Heart of China, sandwiched between Rise of the Dragon and The Adventures of Willy Beamish, is Dynamix’s most obscure title. Inspired by the globetrotting adventures of Indiana Jones, the game stars former Great War ace pilot “Lucky” Jake Masters. Lucky’s out of work and mostly broke, with nothing left to his name but his wits and his plane. He’s a stereotypically arrogant American, often approaching situations in a rather brutish if somewhat humorous manner, and it’s easy to envision his lines read in a deadpan manner by Harrison Ford. Nonetheless, he’s hired by the wealthy businessman E. A. Lomax to rescue his daughter Kate, who’s been kidnapped by a Chinese warlord. The basic plot is suspiciously similar to Tom Selleck’s lesser known 1983 adventure flick High Road to China.

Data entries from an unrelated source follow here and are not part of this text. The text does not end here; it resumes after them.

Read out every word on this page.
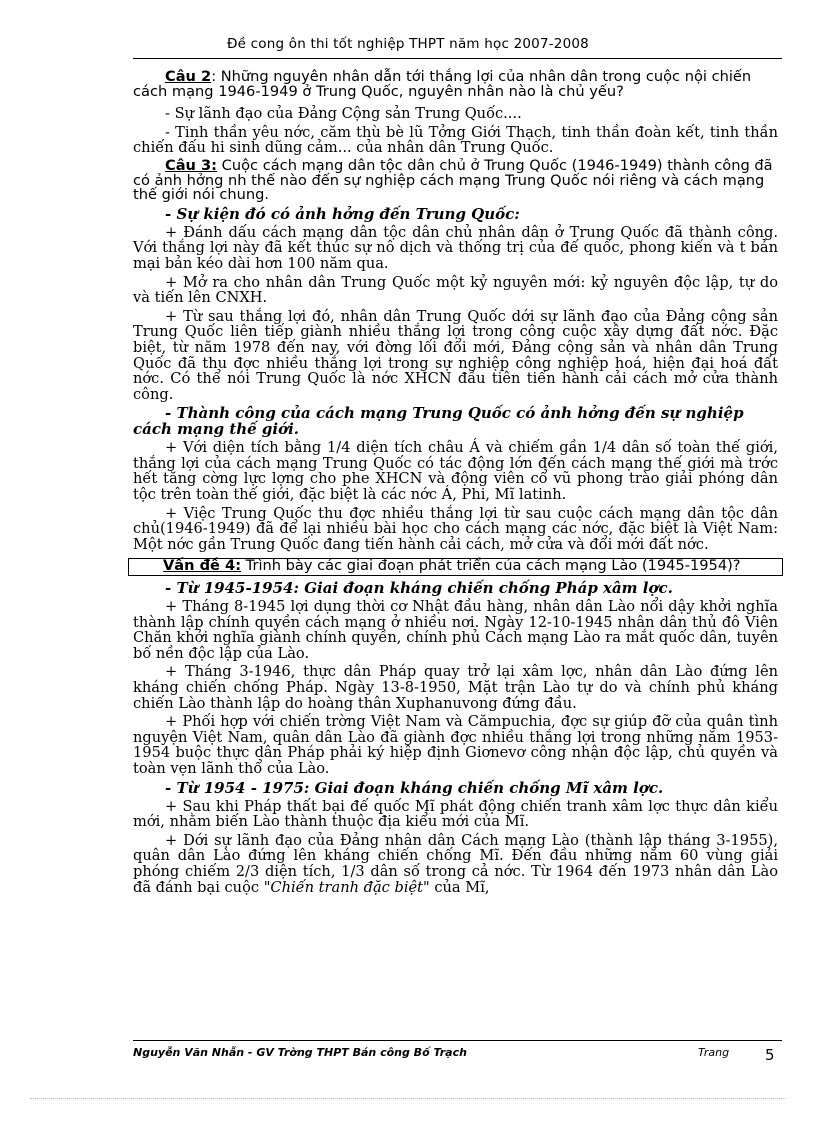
Đề cong ôn thi tốt nghiệp THPT năm học 2007-2008
Câu 2: Những nguyên nhân dẫn tới thắng lợi của nhân dân trong cuộc nội chiến cách mạng 1946-1949 ở Trung Quốc, nguyên nhân nào là chủ yếu?
- Sự lãnh đạo của Đảng Cộng sản Trung Quốc....
- Tinh thần yêu nớc, căm thù bè lũ Tởng Giới Thạch, tinh thần đoàn kết, tinh thần chiến đấu hi sinh dũng cảm... của nhân dân Trung Quốc.
Câu 3: Cuộc cách mạng dân tộc dân chủ ở Trung Quốc (1946-1949) thành công đã có ảnh hởng nh thế nào đến sự nghiệp cách mạng Trung Quốc nói riêng và cách mạng thế giới nói chung.
- Sự kiện đó có ảnh hởng đến Trung Quốc:
+ Đánh dấu cách mạng dân tộc dân chủ nhân dân ở Trung Quốc đã thành công. Với thắng lợi này đã kết thúc sự nô dịch và thống trị của đế quốc, phong kiến và t bản mại bản kéo dài hơn 100 năm qua.
+ Mở ra cho nhân dân Trung Quốc một kỷ nguyên mới: kỷ nguyên độc lập, tự do và tiến lên CNXH.
+ Từ sau thắng lợi đó, nhân dân Trung Quốc dới sự lãnh đạo của Đảng cộng sản Trung Quốc liên tiếp giành nhiều thắng lợi trong công cuộc xây dựng đất nớc. Đặc biệt, từ năm 1978 đến nay, với đờng lối đổi mới, Đảng cộng sản và nhân dân Trung Quốc đã thu đợc nhiều thắng lợi trong sự nghiệp công nghiệp hoá, hiện đại hoá đất nớc. Có thể nói Trung Quốc là nớc XHCN đầu tiên tiến hành cải cách mở cửa thành công.
- Thành công của cách mạng Trung Quốc có ảnh hởng đến sự nghiệp cách mạng thế giới.
+ Với diện tích bằng 1/4 diện tích châu Á và chiếm gần 1/4 dân số toàn thế giới, thắng lợi của cách mạng Trung Quốc có tác động lớn đến cách mạng thế giới mà trớc hết tăng cờng lực lợng cho phe XHCN và động viên cổ vũ phong trào giải phóng dân tộc trên toàn thế giới, đặc biệt là các nớc Á, Phi, Mĩ latinh.
+ Việc Trung Quốc thu đợc nhiều thắng lợi từ sau cuộc cách mạng dân tộc dân chủ(1946-1949) đã để lại nhiều bài học cho cách mạng các nớc, đặc biệt là Việt Nam: Một nớc gần Trung Quốc đang tiến hành cải cách, mở cửa và đổi mới đất nớc.
Vấn đề 4: Trình bày các giai đoạn phát triển của cách mạng Lào (1945-1954)?
- Từ 1945-1954: Giai đoạn kháng chiến chống Pháp xâm lợc.
+ Tháng 8-1945 lợi dụng thời cơ Nhật đầu hàng, nhân dân Lào nổi dậy khởi nghĩa thành lập chính quyền cách mạng ở nhiều nơi. Ngày 12-10-1945 nhân dân thủ đô Viên Chăn khởi nghĩa giành chính quyền, chính phủ Cách mạng Lào ra mắt quốc dân, tuyên bố nền độc lập của Lào.
+ Tháng 3-1946, thực dân Pháp quay trở lại xâm lợc, nhân dân Lào đứng lên kháng chiến chống Pháp. Ngày 13-8-1950, Mặt trận Lào tự do và chính phủ kháng chiến Lào thành lập do hoàng thân Xuphanuvong đứng đầu.
+ Phối hợp với chiến trờng Việt Nam và Cămpuchia, đợc sự giúp đỡ của quân tình nguyện Việt Nam, quân dân Lào đã giành đợc nhiều thắng lợi trong những năm 1953-1954 buộc thực dân Pháp phải ký hiệp định Giơnevơ công nhận độc lập, chủ quyền và toàn vẹn lãnh thổ của Lào.
- Từ 1954 - 1975: Giai đoạn kháng chiến chống Mĩ xâm lợc.
+ Sau khi Pháp thất bại đế quốc Mĩ phát động chiến tranh xâm lợc thực dân kiểu mới, nhằm biến Lào thành thuộc địa kiểu mới của Mĩ.
+ Dới sự lãnh đạo của Đảng nhân dân Cách mạng Lào (thành lập tháng 3-1955), quân dân Lào đứng lên kháng chiến chống Mĩ. Đến đầu những năm 60 vùng giải phóng chiếm 2/3 diện tích, 1/3 dân số trong cả nớc. Từ 1964 đến 1973 nhân dân Lào đã đánh bại cuộc "Chiến tranh đặc biệt" của Mĩ,
Nguyễn Văn Nhẫn - GV Trờng THPT Bán công Bố Trạch	Trang 5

As the game begins, you arrive on the Chinese mainland to follow some leads. To ensure Lucky gets the job done quickly, Lomax makes a deal: $200,000 will be awarded to Lucky for the safe return of his daughter, but $20,000 will be deducted for every day that passes, denoted with a silly animation of dollar bills literally flying across the screen. This leaves Lucky with no room for mistakes – and no method of transportation as a hired goon lobs a grenade into his boat right at the outset.
As to be expected, Heart of China plays out an awful lot like an Indiana Jones movie – the American protagonist, the ethnic sidekick, the love interest that isn’t actually interested, at least in the beginning. The title is also a bit of a misnomer, because only the first quarter of the story actually takes place in China. Once you’ve rescued Kate, she is poisoned, so you need to travel the globe – from Kathmandu to Paris to Istanbul – to find a cure. However, Dynamix does some unique things that set it apart from other adventure games. For starters, the game has numerous plot branches that, while their events seem similar, might end up making the game even harder. For example, the first task is to find a man named Zhao Chi, a Chinese ninja, and get him to join you on your mission. However, he’s incredibly scared of your “arrow-plane” and requires a bit of convincing. You don’t technically have to do this, though – the game lets you proceed without Zhao, although good luck trying to sneak into the fortress in China without him. Sometimes it’s possible to get yourself screwed over if you’re not careful, but it does lend to some replay value if you want to see every alternate approach to various situations.
Once you’ve recruited Zhao (and eventually Kate), you can switch between these characters, each having different skills. For certain areas, you need to equip Zhao’s ninja mask, lest you get caught by the enemy. Other times you’ll need Lucky’s gun to shoot your way through bad guys. You can switch between them at any time, although they only affect certain puzzles. Many tasks are slightly silly – the first one involves hunting down seagull poop. Dynamix’s style of adventure game hinges on trial and error, especially when it comes to dialogue. Oftentimes you’re presented with multiple aggressive responses and you need to pick the one that’s the least offensive. (Usually the funniest one is the wrong one, as to be expected.)
Beneath its unique structure lies an interesting visual style. All the characters are digitized images of real actors. Most of the graphics are comprised of comic book-style panels, with bits of animation on occasion. While most of the environments are hand-drawn and share the same style as Rise of the Dragon, they are done in a style that blends very well with the digitized actors. The photographs are occasionally a little grainy, but given the 256 color hardware limitations, they’re better looking than most DOS games of the time, especially Access’ titles like Martian Memorandum, which tried to pull off something similar. Sadly, the game was never released on CD, so there is no voice acting present.
Finally, true to Dynamix’s style of interactive movie-style storytelling, there are a few arcade sequences. One is a tank simulator using the 3D simulator engine used in other Dynamix games. The tank chase is a neat idea, and is pretty intense the first couple of times, but it’s really hard, especially if your computer is too fast, as there is no game speed cap. The other is a side-scrolling action segment, not too unlike Rise of the Dragon. Thankfully, the developers opted to show mercy, allowing you to skip these sequences completely if you fail enough times.
Despite some harebrained puzzles, their strange solutions, the completely innocuous ways you can find yourself losing, and the aggravating dead ends, Heart of China is still pretty fun. The inherent silliness to the whole affair shows that Dynamix clearly loved the story they worked so hard for, and it’s apparent in the writing, the artwork, the expressions of the digitized actors, just about everything. In other words, it works as a nearly perfect B-movie parody.